3. Retrying hard declines. Submitting retries after stolen card, pickup card, or fraudulent transaction decline codes violates network rules and increases the merchant's fraud risk score. Distinguish hard declines (permanent) from soft declines (transient) and route them to different handling paths — hard declines should trigger a customer notification flow, not an automated retry.
4. Using the wrong MIT type flag. Flagging a variable usage charge as RECURRING fixed amount creates a discrepancy between the submitted mandate type and the actual charge pattern. Issuers that perform mandate validation will decline these; those that don't create a compliance exposure if the customer disputes the charge.
5. Failing to update stored credentials after card reissuance. Banks reissue cards constantly — expiration, loss, fraud replacement. Without an account updater integration, the stored credential becomes stale and MITs fail silently. This is a primary driver of passive churn in subscription businesses and is entirely preventable.

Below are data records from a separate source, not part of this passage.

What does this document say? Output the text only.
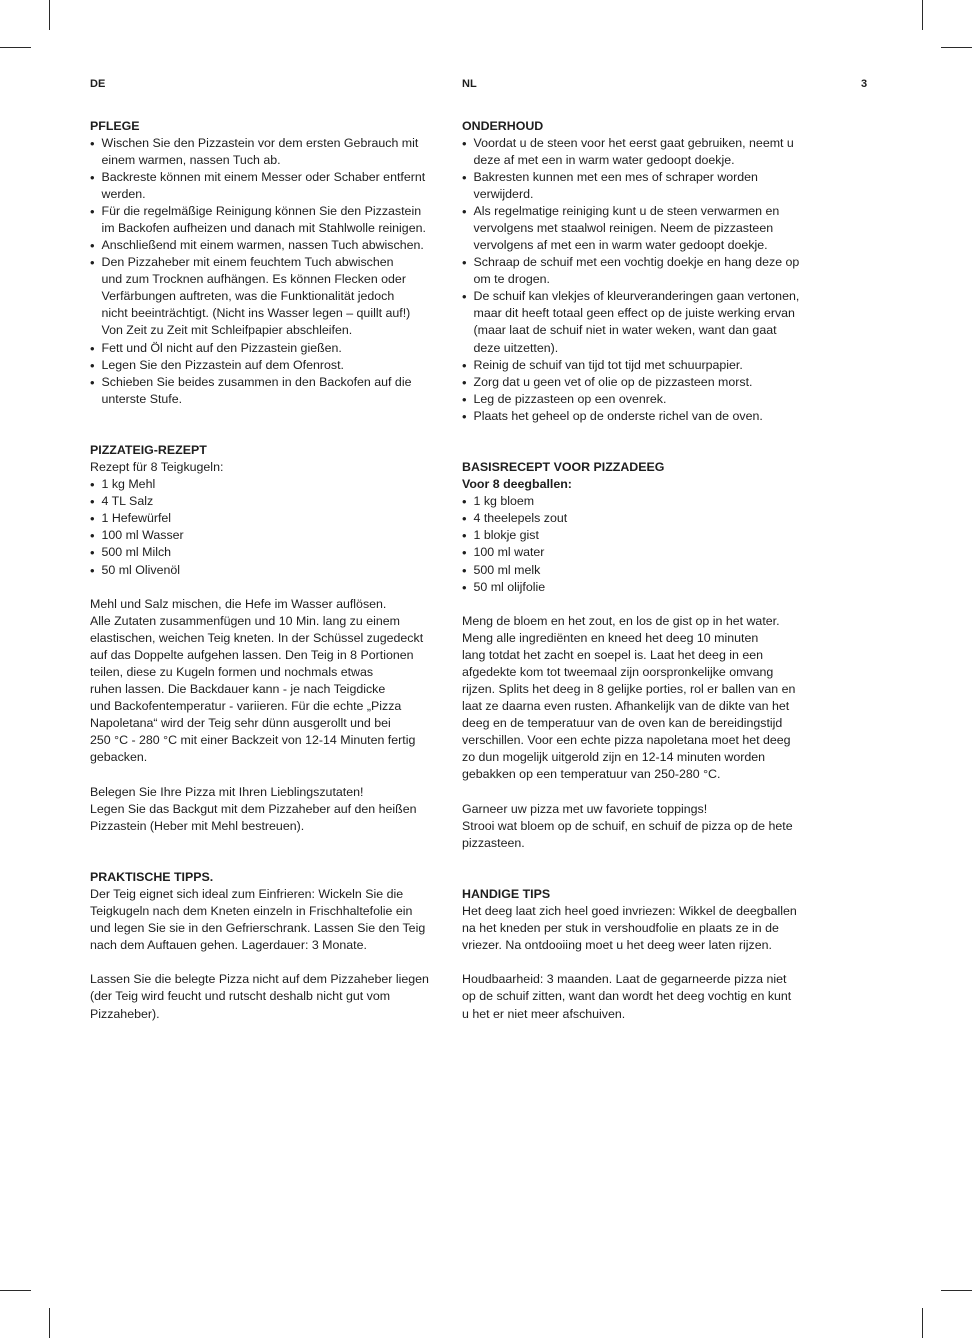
DE	NL	3
PFLEGE
• Wischen Sie den Pizzastein vor dem ersten Gebrauch mit
einem warmen, nassen Tuch ab.
• Backreste können mit einem Messer oder Schaber entfernt
werden.
• Für die regelmäßige Reinigung können Sie den Pizzastein
im Backofen aufheizen und danach mit Stahlwolle reinigen.
• Anschließend mit einem warmen, nassen Tuch abwischen.
• Den Pizzaheber mit einem feuchtem Tuch abwischen
und zum Trocknen aufhängen. Es können Flecken oder
Verfärbungen auftreten, was die Funktionalität jedoch
nicht beeinträchtigt. (Nicht ins Wasser legen – quillt auf!)
Von Zeit zu Zeit mit Schleifpapier abschleifen.
• Fett und Öl nicht auf den Pizzastein gießen.
• Legen Sie den Pizzastein auf dem Ofenrost.
• Schieben Sie beides zusammen in den Backofen auf die
unterste Stufe.
PIZZATEIG-REZEPT
Rezept für 8 Teigkugeln:
• 1 kg Mehl
• 4 TL Salz
• 1 Hefewürfel
• 100 ml Wasser
• 500 ml Milch
• 50 ml Olivenöl
Mehl und Salz mischen, die Hefe im Wasser auflösen.
Alle Zutaten zusammenfügen und 10 Min. lang zu einem
elastischen, weichen Teig kneten. In der Schüssel zugedeckt
auf das Doppelte aufgehen lassen. Den Teig in 8 Portionen
teilen, diese zu Kugeln formen und nochmals etwas
ruhen lassen. Die Backdauer kann - je nach Teigdicke
und Backofentemperatur - variieren. Für die echte „Pizza
Napoletana“ wird der Teig sehr dünn ausgerollt und bei
250 °C - 280 °C mit einer Backzeit von 12-14 Minuten fertig
gebacken.
Belegen Sie Ihre Pizza mit Ihren Lieblingszutaten!
Legen Sie das Backgut mit dem Pizzaheber auf den heißen
Pizzastein (Heber mit Mehl bestreuen).
PRAKTISCHE TIPPS.
Der Teig eignet sich ideal zum Einfrieren: Wickeln Sie die
Teigkugeln nach dem Kneten einzeln in Frischhaltefolie ein
und legen Sie sie in den Gefrierschrank. Lassen Sie den Teig
nach dem Auftauen gehen. Lagerdauer: 3 Monate.
Lassen Sie die belegte Pizza nicht auf dem Pizzaheber liegen
(der Teig wird feucht und rutscht deshalb nicht gut vom
Pizzaheber).
ONDERHOUD
• Voordat u de steen voor het eerst gaat gebruiken, neemt u
deze af met een in warm water gedoopt doekje.
• Bakresten kunnen met een mes of schraper worden
verwijderd.
• Als regelmatige reiniging kunt u de steen verwarmen en
vervolgens met staalwol reinigen. Neem de pizzasteen
vervolgens af met een in warm water gedoopt doekje.
• Schraap de schuif met een vochtig doekje en hang deze op
om te drogen.
• De schuif kan vlekjes of kleurveranderingen gaan vertonen,
maar dit heeft totaal geen effect op de juiste werking ervan
(maar laat de schuif niet in water weken, want dan gaat
deze uitzetten).
• Reinig de schuif van tijd tot tijd met schuurpapier.
• Zorg dat u geen vet of olie op de pizzasteen morst.
• Leg de pizzasteen op een ovenrek.
• Plaats het geheel op de onderste richel van de oven.
BASISRECEPT VOOR PIZZADEEG
Voor 8 deegballen:
• 1 kg bloem
• 4 theelepels zout
• 1 blokje gist
• 100 ml water
• 500 ml melk
• 50 ml olijfolie
Meng de bloem en het zout, en los de gist op in het water.
Meng alle ingrediënten en kneed het deeg 10 minuten
lang totdat het zacht en soepel is. Laat het deeg in een
afgedekte kom tot tweemaal zijn oorspronkelijke omvang
rijzen. Splits het deeg in 8 gelijke porties, rol er ballen van en
laat ze daarna even rusten. Afhankelijk van de dikte van het
deeg en de temperatuur van de oven kan de bereidingstijd
verschillen. Voor een echte pizza napoletana moet het deeg
zo dun mogelijk uitgerold zijn en 12-14 minuten worden
gebakken op een temperatuur van 250-280 °C.
Garneer uw pizza met uw favoriete toppings!
Strooi wat bloem op de schuif, en schuif de pizza op de hete
pizzasteen.
HANDIGE TIPS
Het deeg laat zich heel goed invriezen: Wikkel de deegballen
na het kneden per stuk in vershoudfolie en plaats ze in de
vriezer. Na ontdooiing moet u het deeg weer laten rijzen.
Houdbaarheid: 3 maanden. Laat de gegarneerde pizza niet
op de schuif zitten, want dan wordt het deeg vochtig en kunt
u het er niet meer afschuiven.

Merchant-Initiated Transaction (MIT) and Tagada
Tagada's payment orchestration layer handles MIT flagging, credential storage, and smart retry logic as first-class features — abstracting the per-network complexity that makes correct MIT implementation difficult to maintain across Visa, Mastercard, and Amex simultaneously.
MIT Orchestration with Tagada
When routing a recurring charge through Tagada, the platform automatically attaches the correct stored-credential indicator and network transaction ID to each MIT submission — sourced from the original CIT recorded at signup. If the primary acquirer declines, Tagada's retry engine applies network-compliant retry windows and can cascade to a backup acquirer without resetting the retry count. This means merchants get both higher authorization rates and full compliance without building retry infrastructure themselves.
Tagada also integrates with Visa Account Updater and Mastercard ABU out of the box, so stored credentials are refreshed proactively before they expire. For platforms managing card-on-file records across multiple payment methods and geographies, this eliminates a significant source of involuntary churn and reduces the engineering burden of keeping network mandate compliance current as rules change annually.